By far the most problematic aspect is its ‘pick and choose approach’ as to who may be admitted to the US as a refugee. It suspends the US Refugee Admissions Programme for 120 days with respect to all refugees across the world and all refugee arrivals from Syria indefinitely. It suspends all new arrivals from designated countries (Syria, Iraq, Iran, Libya, Somalia, Sudan and Yemen). It further instructs a prioritisation of refugees fleeing due to religious persecution, so long as any applicant comes from a minority population in their home state. Both of these instructions are discriminatory – the former on grounds of nationality and the latter on grounds of religion. As such, they are in flagrant violation of Article 3 of the 1951 Convention, which requires state parties to apply the provisions of the Convention “without discrimination as to race, religion or country of origin”. Article 3 is one of the cornerstones of the international protection of refugees. It recognises the unpredictable nature of persecution in different times and different places and seeks to protect anyone who falls through the net of protection in their home country. A state cannot honour its legal obligations under the Refugee Convention by introducing policies of discrimination.
The principle of non-refoulement contained in Article 33 of the Convention, which requires that a person cannot be returned to the frontiers of any territory where their life or freedom would be threatened, or where they may face a real risk of torture is the flipside of non-discrimination principle. Trump’s Order, which would turn people away if they came from the ‘wrong country’ or because they were not facing the ‘right type of persecution’, would also be a flagrant violation of Article 33 of the Convention.
Aside from flagrant violations, there is also misrepresentation of the Refugee Convention in the Executive Order.
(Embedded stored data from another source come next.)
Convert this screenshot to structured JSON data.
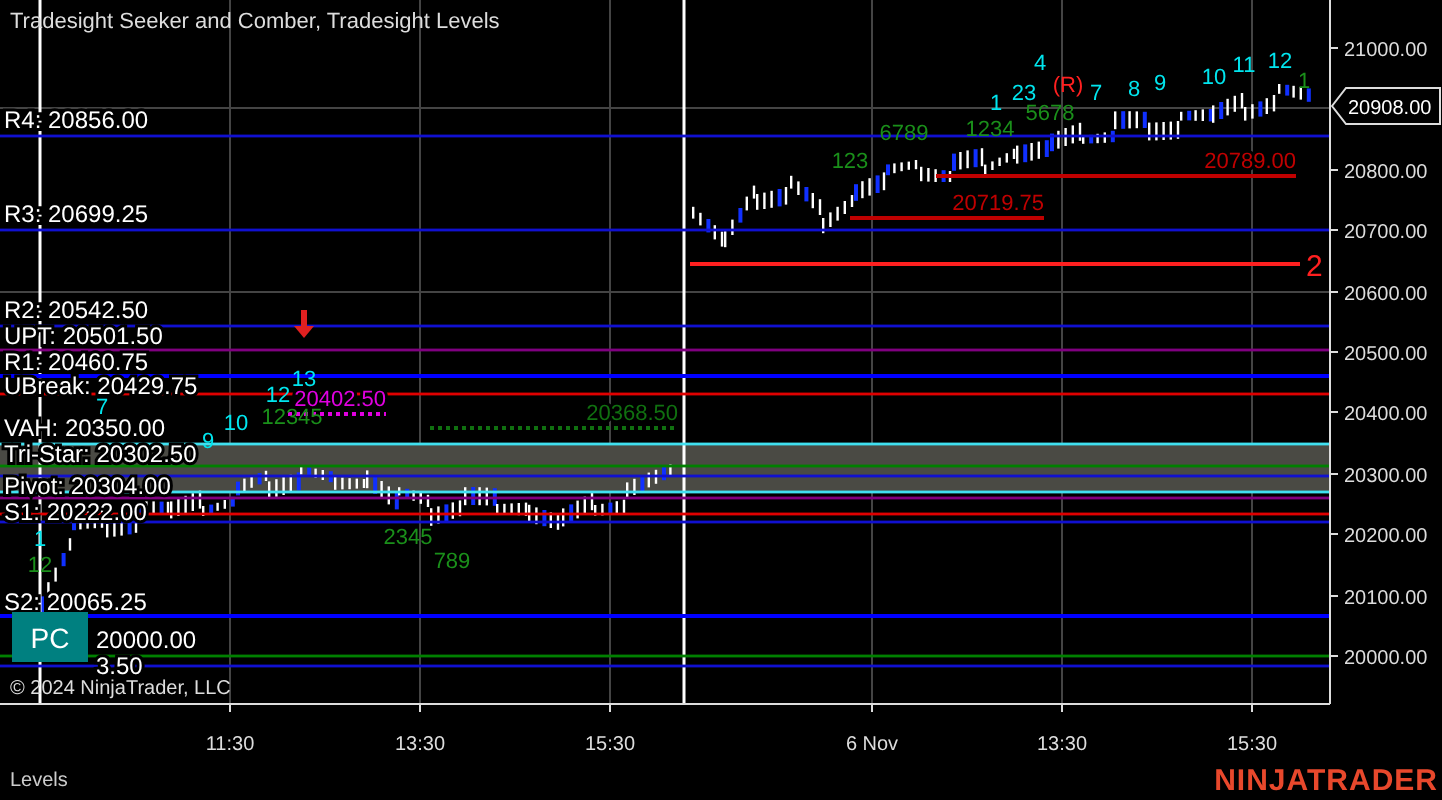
{
  "chart": {
    "title": "Tradesight Seeker and Comber, Tradesight Levels",
    "levels": [
      {
        "label": "R4: 20856.00",
        "color": "#1010d0"
      },
      {
        "label": "R3: 20699.25",
        "color": "#1010d0"
      },
      {
        "label": "R2: 20542.50",
        "color": "#1010d0"
      },
      {
        "label": "UPT: 20501.50",
        "color": "#800080"
      },
      {
        "label": "R1: 20460.75",
        "color": "#0000ff"
      },
      {
        "label": "UBreak: 20429.75",
        "color": "#e00000"
      },
      {
        "label": "VAH: 20350.00",
        "color": "#40e0f0"
      },
      {
        "label": "Tri-Star: 20302.50",
        "color": "#008000"
      },
      {
        "label": "Pivot: 20304.00",
        "color": "#1010d0"
      },
      {
        "color": "#40e0f0"
      },
      {
        "color": "#800080"
      },
      {
        "color": "#e00000"
      },
      {
        "label": "S1: 20222.00",
        "color": "#1010d0"
      },
      {
        "label": "S2: 20065.25",
        "color": "#0000ff"
      },
      {
        "label": "20000.00",
        "color": "#008000"
      },
      {
        "label": "3.50",
        "color": "#1010d0"
      }
    ],
    "price_marks": [
      {
        "text": "20402.50",
        "color": "#e000e0"
      },
      {
        "text": "20368.50",
        "color": "#107010"
      },
      {
        "text": "20719.75",
        "color": "#c00000"
      },
      {
        "text": "20789.00",
        "color": "#c00000"
      },
      {
        "text": "2",
        "color": "#ff2020"
      }
    ],
    "counts": [
      {
        "text": "13",
        "color": "#00e5ee"
      },
      {
        "text": "12",
        "color": "#00e5ee"
      },
      {
        "text": "7",
        "color": "#00e5ee"
      },
      {
        "text": "10",
        "color": "#00e5ee"
      },
      {
        "text": "12345",
        "color": "#1a8f1a"
      },
      {
        "text": "9",
        "color": "#00e5ee"
      },
      {
        "text": "1",
        "color": "#00e5ee"
      },
      {
        "text": "12",
        "color": "#1a8f1a"
      },
      {
        "text": "2345",
        "color": "#1a8f1a"
      },
      {
        "text": "789",
        "color": "#1a8f1a"
      },
      {
        "text": "123",
        "color": "#1a8f1a"
      },
      {
        "text": "6789",
        "color": "#1a8f1a"
      },
      {
        "text": "1234",
        "color": "#1a8f1a"
      },
      {
        "text": "5678",
        "color": "#1a8f1a"
      },
      {
        "text": "1",
        "color": "#00e5ee"
      },
      {
        "text": "23",
        "color": "#00e5ee"
      },
      {
        "text": "(R)",
        "color": "#ff2020"
      },
      {
        "text": "4",
        "color": "#00e5ee"
      },
      {
        "text": "7",
        "color": "#00e5ee"
      },
      {
        "text": "8",
        "color": "#00e5ee"
      },
      {
        "text": "9",
        "color": "#00e5ee"
      },
      {
        "text": "10",
        "color": "#00e5ee"
      },
      {
        "text": "11",
        "color": "#00e5ee"
      },
      {
        "text": "12",
        "color": "#00e5ee"
      },
      {
        "text": "1",
        "color": "#1a8f1a"
      }
    ],
    "y_axis": [
      "21000.00",
      "20800.00",
      "20700.00",
      "20600.00",
      "20500.00",
      "20400.00",
      "20300.00",
      "20200.00",
      "20100.00",
      "20000.00"
    ],
    "x_axis": [
      "11:30",
      "13:30",
      "15:30",
      "6 Nov",
      "13:30",
      "15:30"
    ],
    "current_price": "20908.00",
    "badge": "PC",
    "copyright": "© 2024 NinjaTrader, LLC"
  },
  "bottom_tab": "Levels",
  "logo": "NINJATRADER"
}
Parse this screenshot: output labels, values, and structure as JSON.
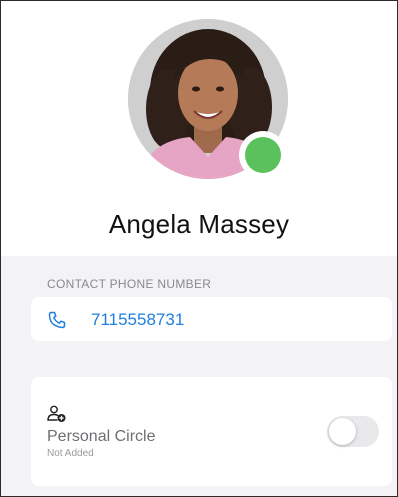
{
  "profile": {
    "name": "Angela Massey",
    "avatar_icon": "person-photo",
    "presence_status": "available",
    "presence_color": "#5bc15c"
  },
  "phone_section": {
    "label": "CONTACT PHONE NUMBER",
    "number": "7115558731",
    "icon": "phone-icon",
    "accent_color": "#1f7fe0"
  },
  "personal_circle": {
    "icon": "add-person-icon",
    "title": "Personal Circle",
    "status": "Not Added",
    "toggle_on": false
  }
}
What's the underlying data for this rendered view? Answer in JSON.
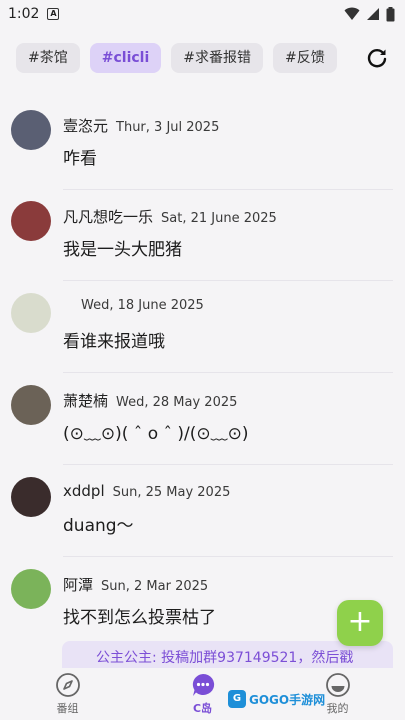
{
  "status_bar": {
    "time": "1:02",
    "app_badge": "A"
  },
  "tags": [
    {
      "label": "#茶馆",
      "active": false
    },
    {
      "label": "#clicli",
      "active": true
    },
    {
      "label": "#求番报错",
      "active": false
    },
    {
      "label": "#反馈",
      "active": false
    }
  ],
  "posts": [
    {
      "name": "壹恣元",
      "date": "Thur, 3 Jul 2025",
      "body": "咋看",
      "avatar_color": "#5a5f73"
    },
    {
      "name": "凡凡想吃一乐",
      "date": "Sat, 21 June 2025",
      "body": "我是一头大肥猪",
      "avatar_color": "#8a3b3b"
    },
    {
      "name": "",
      "date": "Wed, 18 June 2025",
      "body": "看谁来报道哦",
      "avatar_color": "#d9dccd"
    },
    {
      "name": "萧楚楠",
      "date": "Wed, 28 May 2025",
      "body": "(⊙﹏⊙)( ˆ o ˆ )/(⊙﹏⊙)",
      "avatar_color": "#6b6257"
    },
    {
      "name": "xddpl",
      "date": "Sun, 25 May 2025",
      "body": "duang～",
      "avatar_color": "#3a2c2c"
    },
    {
      "name": "阿潭",
      "date": "Sun, 2 Mar 2025",
      "body": "找不到怎么投票枯了",
      "avatar_color": "#7bb35a"
    }
  ],
  "notice": {
    "text": "公主公主: 投稿加群937149521，然后戳"
  },
  "fab": {
    "label": "+"
  },
  "nav": [
    {
      "label": "番组",
      "icon": "compass-icon",
      "active": false
    },
    {
      "label": "C岛",
      "icon": "chat-bubble-icon",
      "active": true
    },
    {
      "label": "我的",
      "icon": "smile-icon",
      "active": false
    }
  ],
  "watermark": {
    "logo": "G",
    "text": "GOGO手游网"
  },
  "colors": {
    "accent": "#7a4ed6",
    "fab": "#8fd14b",
    "active_tag_bg": "#ddd2f7"
  }
}
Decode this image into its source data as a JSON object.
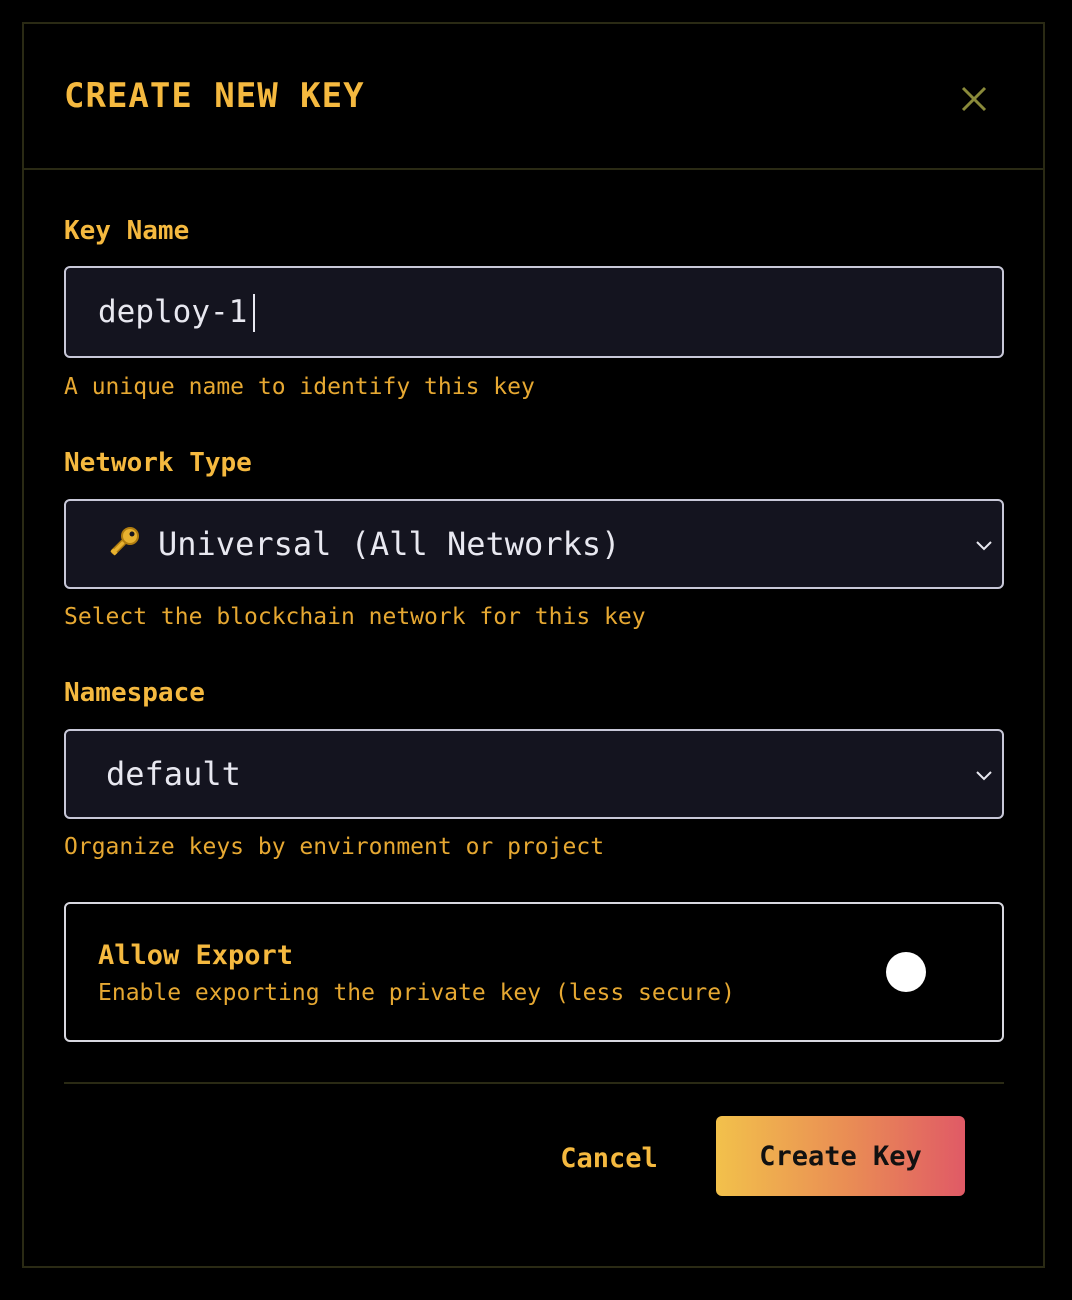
{
  "modal": {
    "title": "CREATE NEW KEY",
    "close_icon": "close-icon"
  },
  "key_name": {
    "label": "Key Name",
    "value": "deploy-1",
    "helper": "A unique name to identify this key"
  },
  "network_type": {
    "label": "Network Type",
    "icon": "key-icon",
    "selected": "Universal (All Networks)",
    "helper": "Select the blockchain network for this key"
  },
  "namespace": {
    "label": "Namespace",
    "selected": "default",
    "helper": "Organize keys by environment or project"
  },
  "allow_export": {
    "title": "Allow Export",
    "description": "Enable exporting the private key (less secure)"
  },
  "footer": {
    "cancel_label": "Cancel",
    "create_label": "Create Key"
  },
  "colors": {
    "accent": "#f5b93f",
    "helper": "#e6a832",
    "field_bg": "#14141f",
    "button_gradient_start": "#f2c14b",
    "button_gradient_end": "#e05a66"
  }
}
The Order refers to the events of 11 September 2001 in its rationale; despite the fact that no refugees or nationals of the countries listed were involved in the heinous acts of terrorism that led to 2,996 deaths. What is more, the Refugee Convention has a specific clause -- Article 1F -- that excludes anyone who could seriously be considered to have committed a war crime, a crime against peace, a crime against humanity or a serious non-political crime from protection. Terrorists do not benefit from refugee protections.
The Executive Order asks refugees to respect US laws and values (although the wording seems to suggest that this is also expected from any ‘alien’). This is all fine and good. But it’s also an unnecessary repetition of the 1951 Convention. Here, Article 2 states that: “Every refugee has duties to the country in which he (sic) finds himself, which require in particular that he conform to its laws and regulations as well as to measures taken for the maintenance of public order.”
Misrepresentation of obligations under international law by politicians for domestic political ends is nothing new. Neither is a lack of compliance with international law, which ultimately rests on self-enforcement in the absence of a world Leviathan. The Executive Order of 27 January 2017, however, is an extreme case of non-compliance with some of the most established norms in international law. It also has far-reaching consequences for far too many vulnerable children, men and women, stranded in airports all over the world and in dangerous war zones. It goes against the most central prohibitions of the Refugee Convention and it must be unequivocally named for what it is, not only abhorrent and anti-constitutional, but also a flagrant violation of long standing US obligations under international law. Ensuring respect for the Refugee Convention in the US will not only require domestic activism and lawfare (as the ACLU has successfully done) in the US, but also sustained and unwavering international pressure on the US, notably from its closets allies, to bring its policies in line with the non-negotiable principles of international refugee law.
Başak Çalı is Professor of International Law at the Hertie School of Governance. The piece first appeared on Hertie School's Research Blog.